As an intermediary, fintech companies with specialised software are interconnected with banking, insurance and NBFC entities in compliance with the banking and insurance regulations and provides highly reliable and secured services on the digital telecom networks with proper risk management frameworks to minimise the losses.
The fintech companies are now using predominantly huge databases and applying the data analytics with the help of deep machine learning and AI for optimising the performance and risk minimisation, This provides the confidence to all the stakeholders during the live transaction operations passing through various digital networks while following all the compliances and regulations as per the IT Act.
With the evolution of the 5G and IOT devices which are likely to be fully operational by 2023 along with the growing tele-density above 90 per cent and the drop in the smart mobile phone prices, the banking, insurance and NBFC sectors are likely to have more of digital nature and applications, connecting to various other industrial sectors. Conequently, they are more likely to reach the rural areas for the inclusive digital divide to avail the quality fintech services to all corners of the country.

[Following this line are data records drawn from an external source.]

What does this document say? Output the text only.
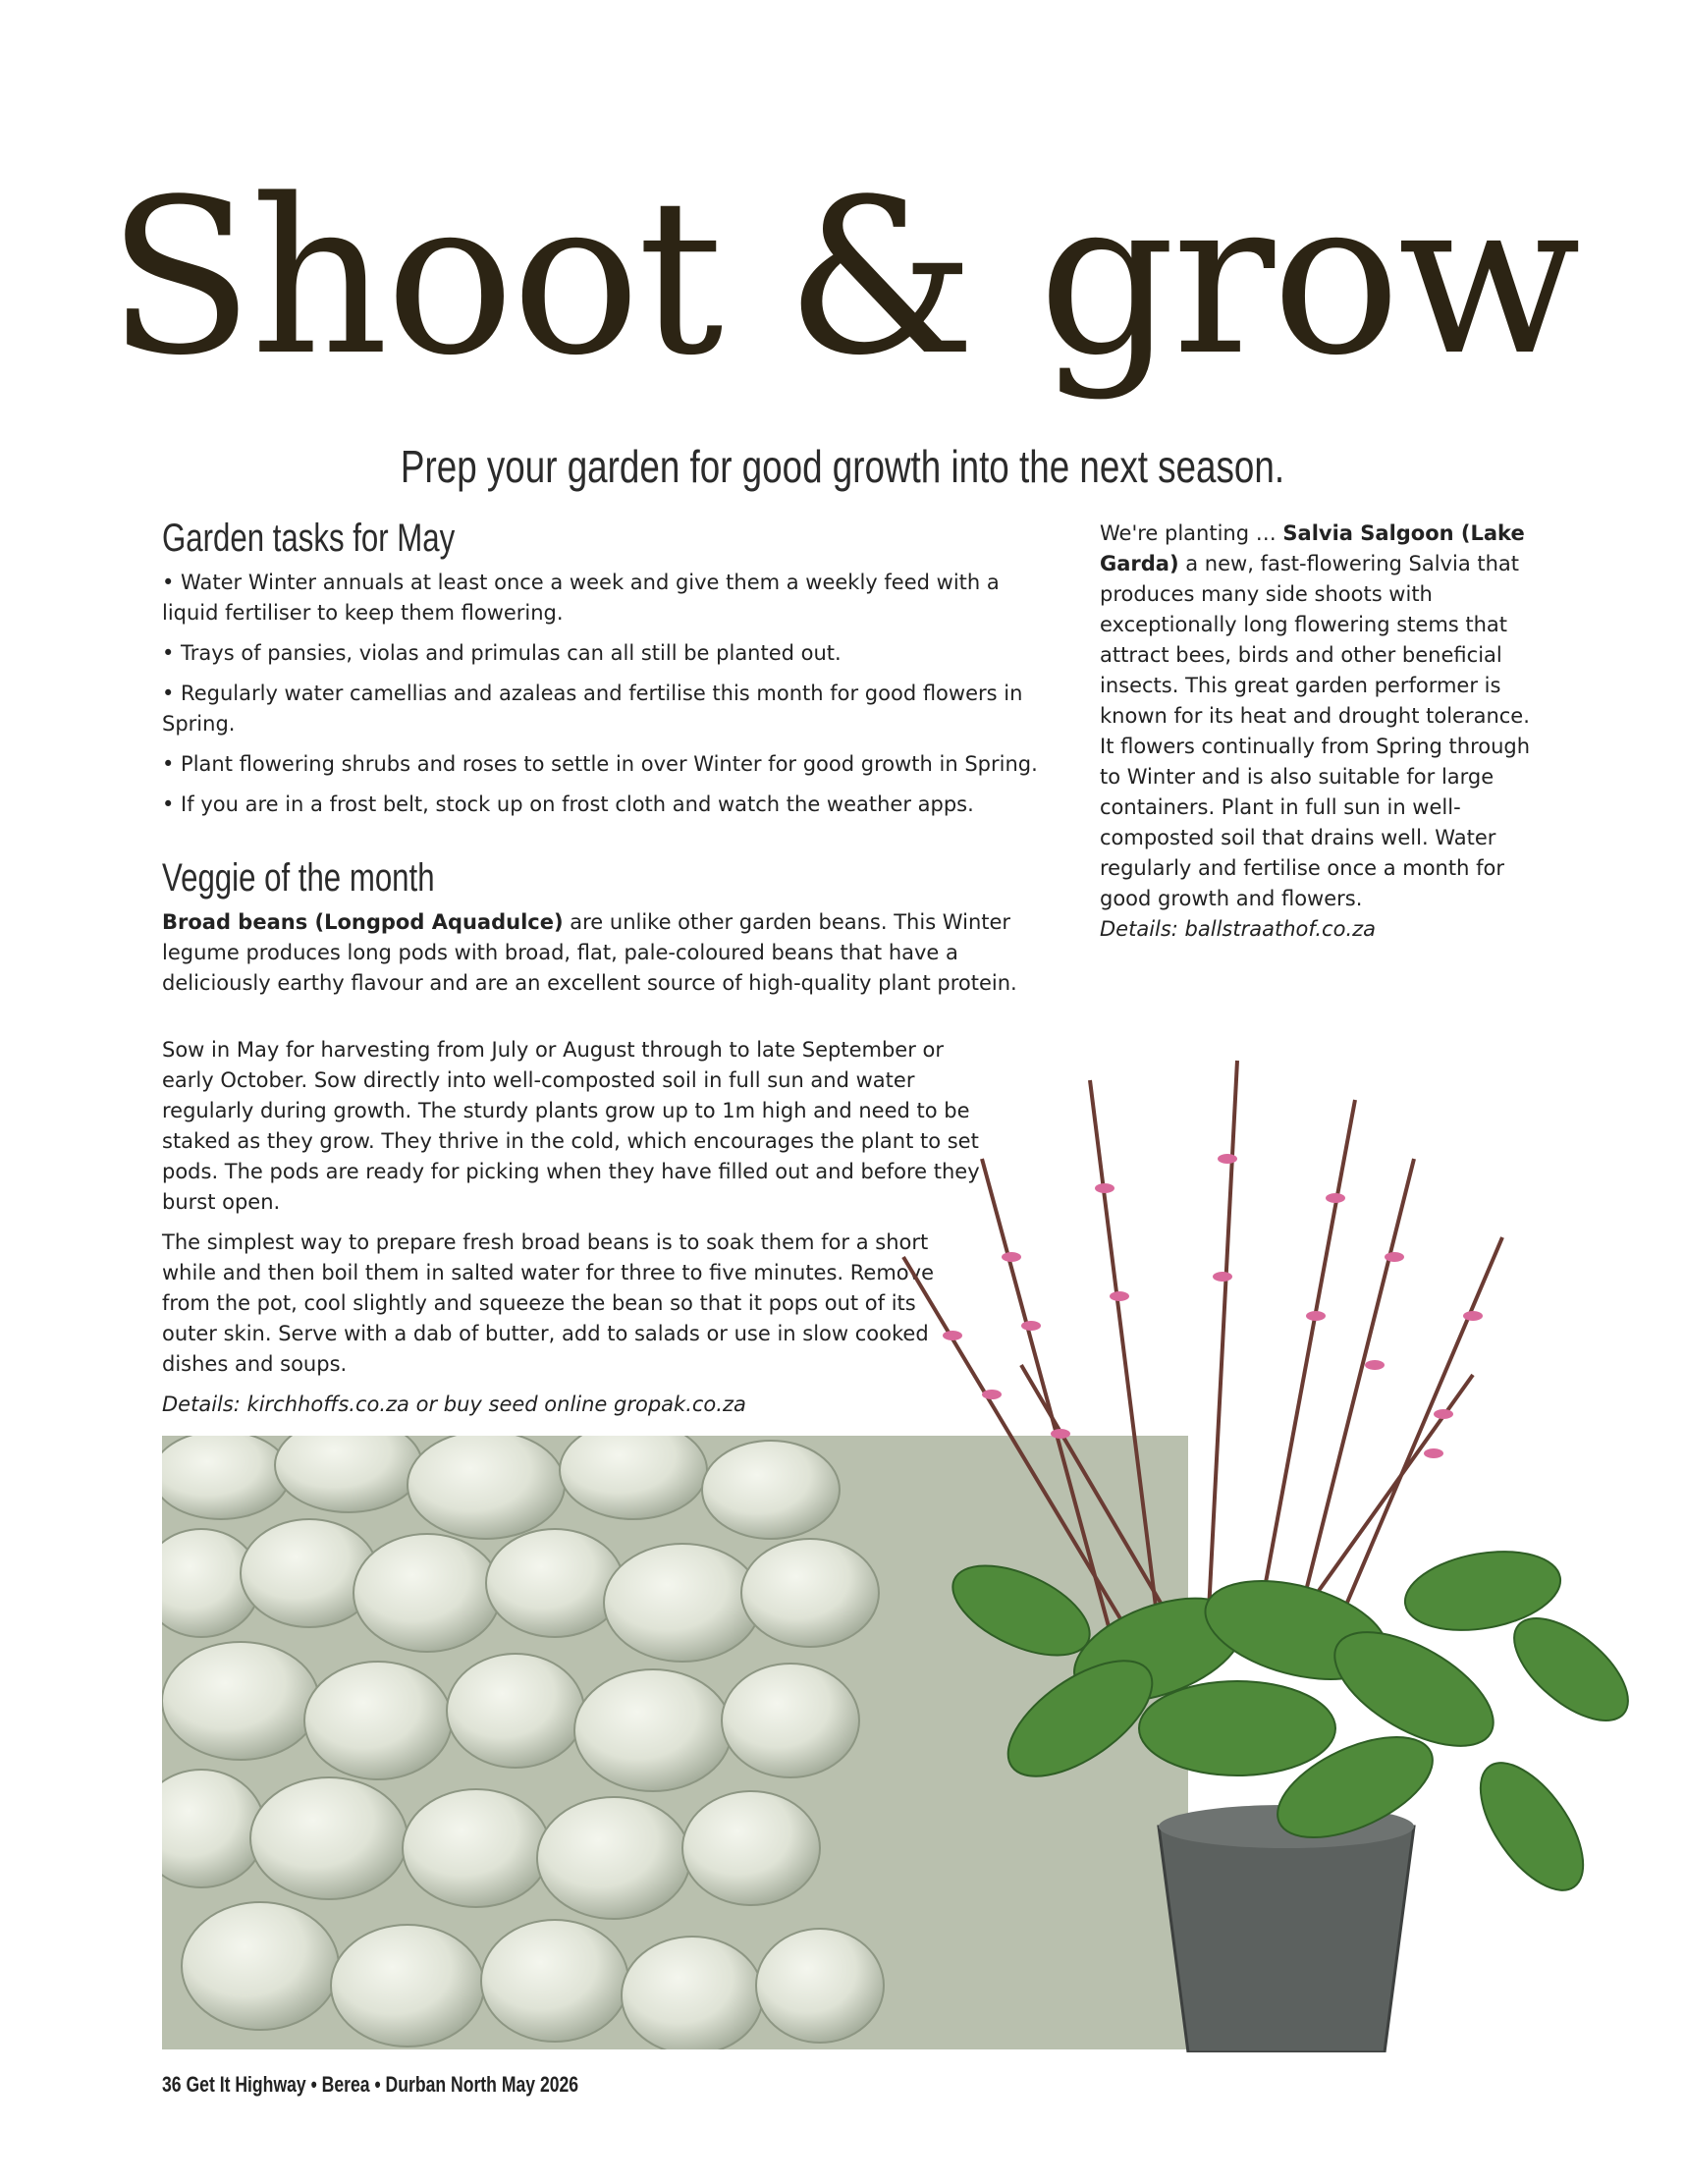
Shoot & grow
Prep your garden for good growth into the next season.
Garden tasks for May

• Water Winter annuals at least once a week and give them a weekly feed with a liquid fertiliser to keep them flowering.

• Trays of pansies, violas and primulas can all still be planted out.

• Regularly water camellias and azaleas and fertilise this month for good flowers in Spring.

• Plant flowering shrubs and roses to settle in over Winter for good growth in Spring.

• If you are in a frost belt, stock up on frost cloth and watch the weather apps.

Veggie of the month

Broad beans (Longpod Aquadulce) are unlike other garden beans. This Winter legume produces long pods with broad, flat, pale-coloured beans that have a deliciously earthy flavour and are an excellent source of high-quality plant protein.

Sow in May for harvesting from July or August through to late September or early October. Sow directly into well-composted soil in full sun and water regularly during growth. The sturdy plants grow up to 1m high and need to be staked as they grow. They thrive in the cold, which encourages the plant to set pods. The pods are ready for picking when they have filled out and before they burst open.

The simplest way to prepare fresh broad beans is to soak them for a short while and then boil them in salted water for three to five minutes. Remove from the pot, cool slightly and squeeze the bean so that it pops out of its outer skin. Serve with a dab of butter, add to salads or use in slow cooked dishes and soups.

Details: kirchhoffs.co.za or buy seed online gropak.co.za

We're planting … Salvia Salgoon (Lake Garda) a new, fast-flowering Salvia that produces many side shoots with exceptionally long flowering stems that attract bees, birds and other beneficial insects. This great garden performer is known for its heat and drought tolerance. It flowers continually from Spring through to Winter and is also suitable for large containers. Plant in full sun in well-composted soil that drains well. Water regularly and fertilise once a month for good growth and flowers.
Details: ballstraathof.co.za
36 Get It Highway • Berea • Durban North May 2026
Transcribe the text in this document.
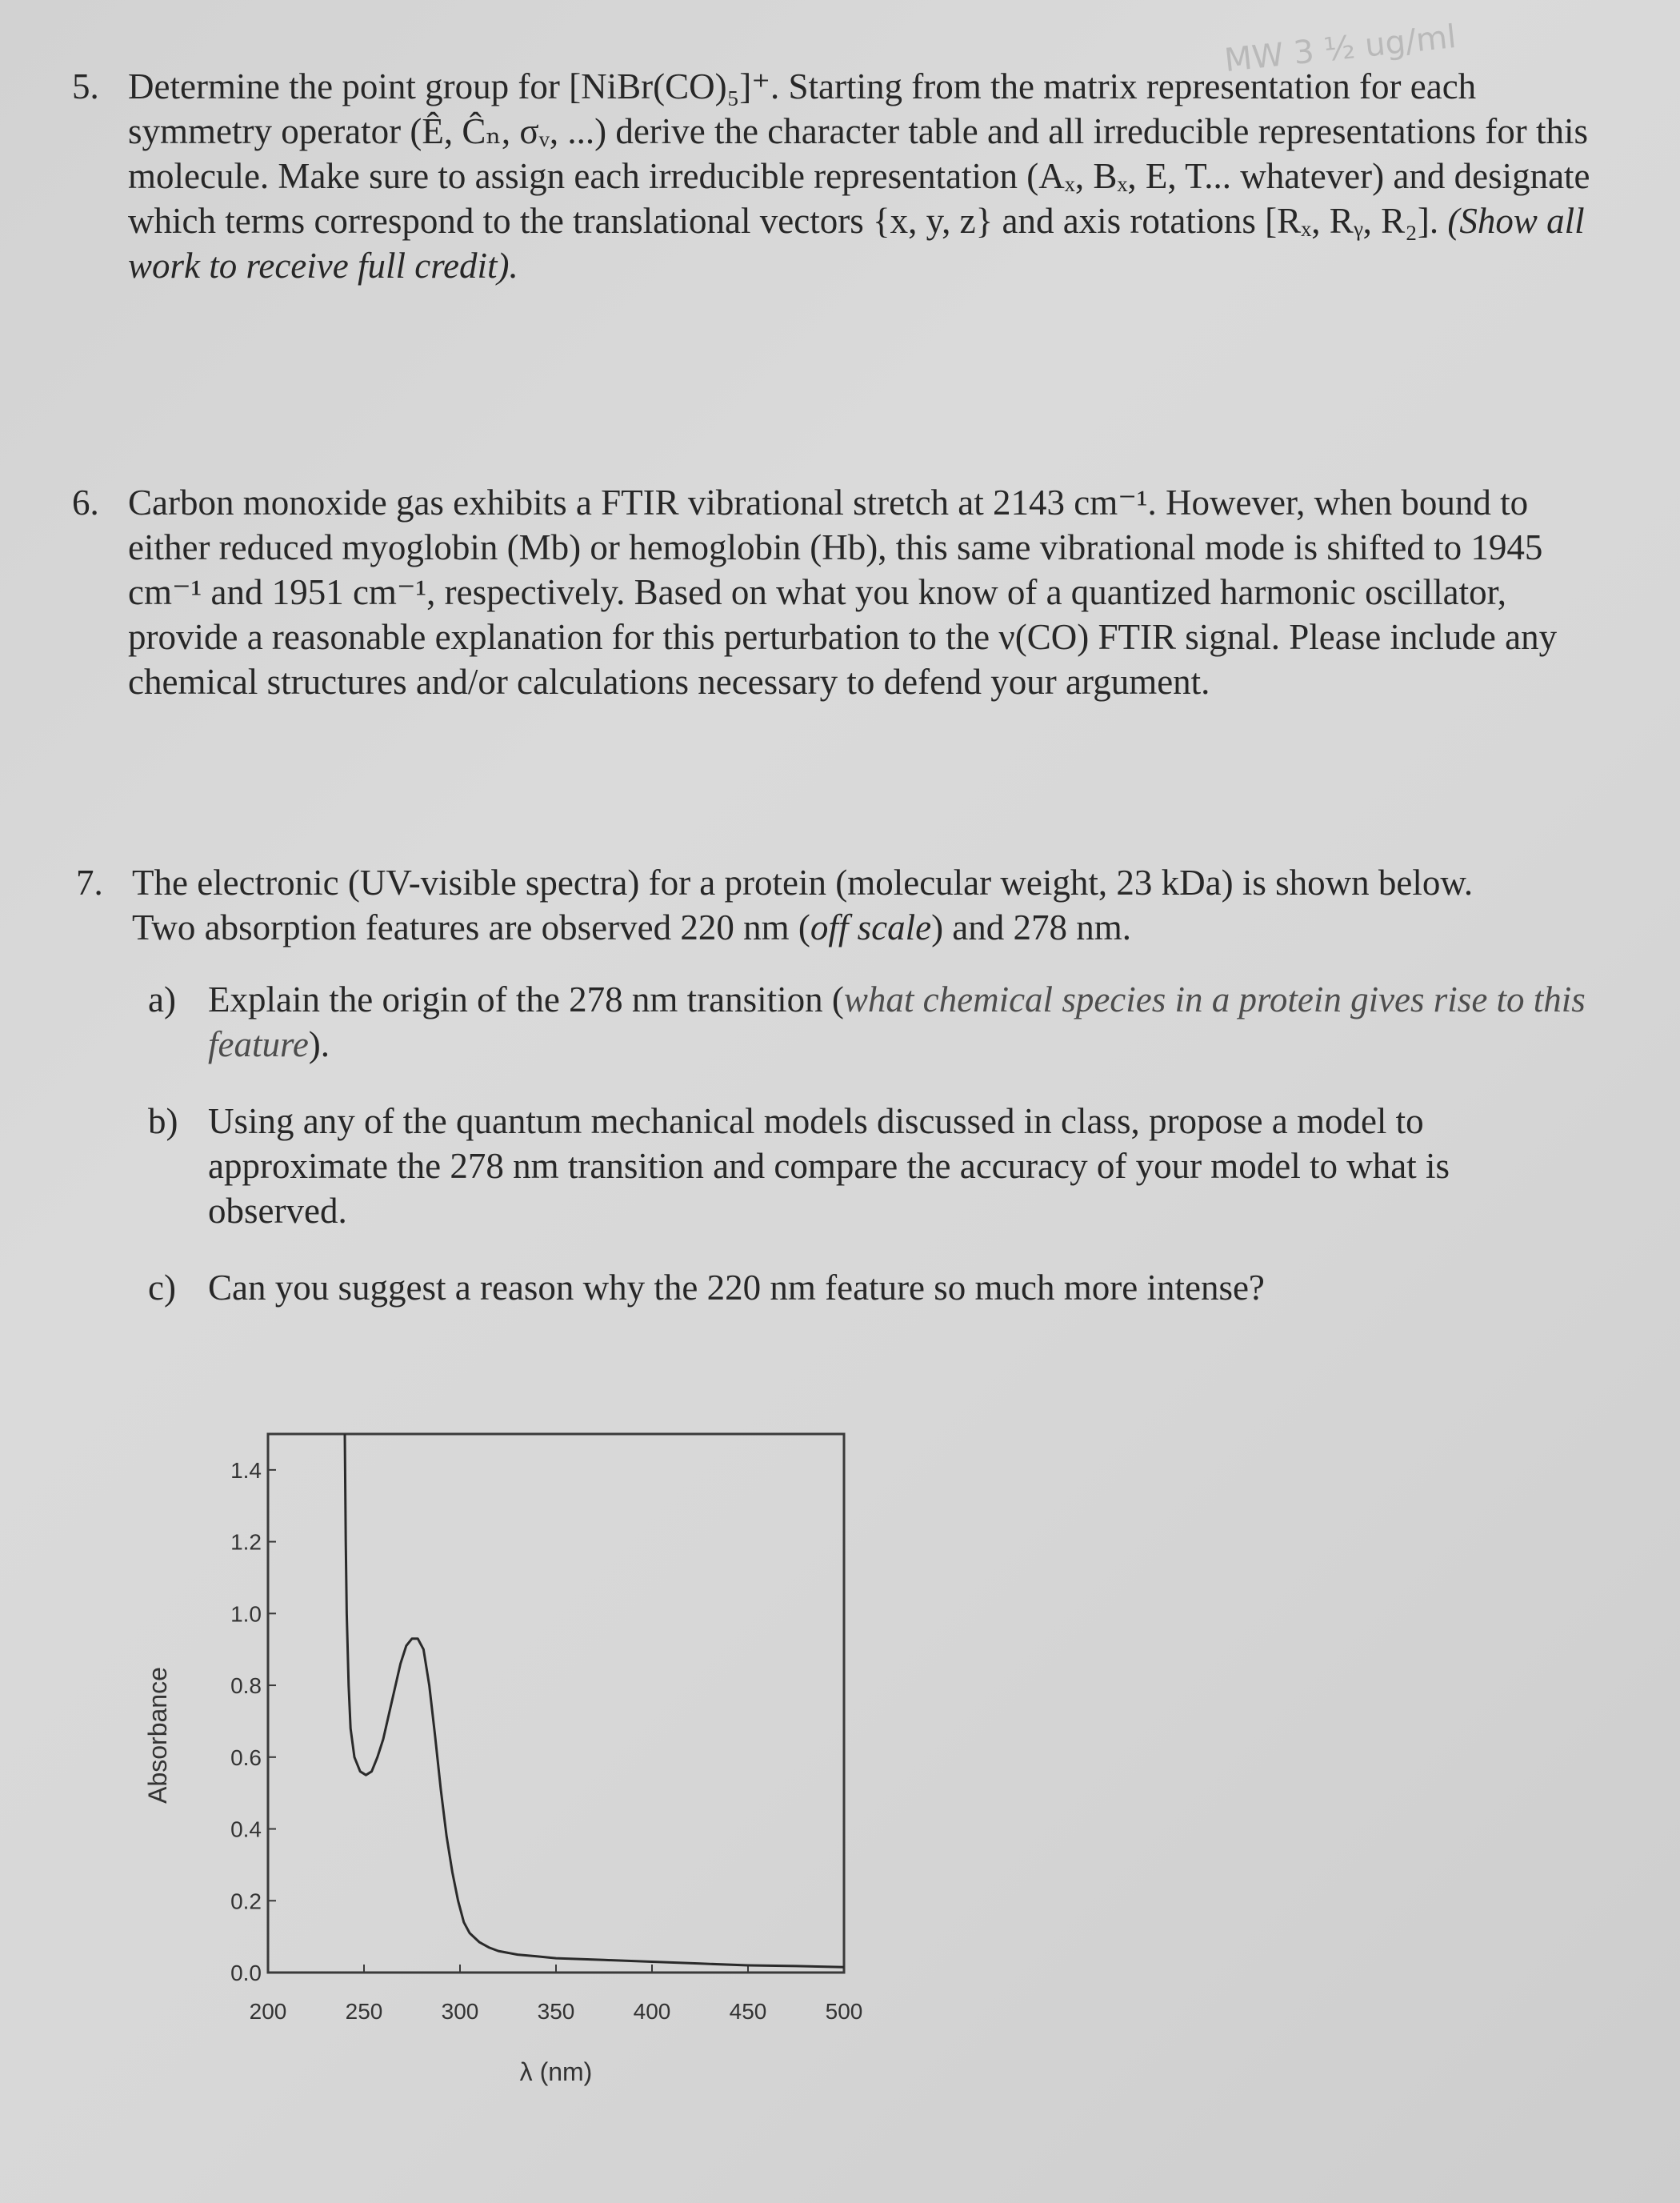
MW 3 ½ ug/ml
5. Determine the point group for [NiBr(CO)₅]⁺. Starting from the matrix representation for each symmetry operator (Ê, Ĉₙ, σᵥ, ...) derive the character table and all irreducible representations for this molecule. Make sure to assign each irreducible representation (Aₓ, Bₓ, E, T... whatever) and designate which terms correspond to the translational vectors {x, y, z} and axis rotations [Rₓ, Rᵧ, R₂]. (Show all work to receive full credit).
6. Carbon monoxide gas exhibits a FTIR vibrational stretch at 2143 cm⁻¹. However, when bound to either reduced myoglobin (Mb) or hemoglobin (Hb), this same vibrational mode is shifted to 1945 cm⁻¹ and 1951 cm⁻¹, respectively. Based on what you know of a quantized harmonic oscillator, provide a reasonable explanation for this perturbation to the ν(CO) FTIR signal. Please include any chemical structures and/or calculations necessary to defend your argument.
7. The electronic (UV-visible spectra) for a protein (molecular weight, 23 kDa) is shown below.
Two absorption features are observed 220 nm (off scale) and 278 nm.
a) Explain the origin of the 278 nm transition (what chemical species in a protein gives rise to this feature).
b) Using any of the quantum mechanical models discussed in class, propose a model to approximate the 278 nm transition and compare the accuracy of your model to what is observed.
c) Can you suggest a reason why the 220 nm feature so much more intense?
0.0
0.2
0.4
0.6
0.8
1.0
1.2
1.4
200	250	300	350	400	450	500
λ (nm)
Absorbance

With the successful enablement of JAM and good literacy levels, the usage of various fintech Apps on the mobile phones and the connectivity of the state level e-governance digital networks are able to provide various governance services at an affordable cost to the common man, even in the remote areas without going physically to the bank or the government office. Thus, we can say with confidence that India is moving at a significant speed in the digital economy space. It also enhances the valuations of the fintech start-ups and attracts the investments and FDI, enabling India to be in the forefront in the international arena.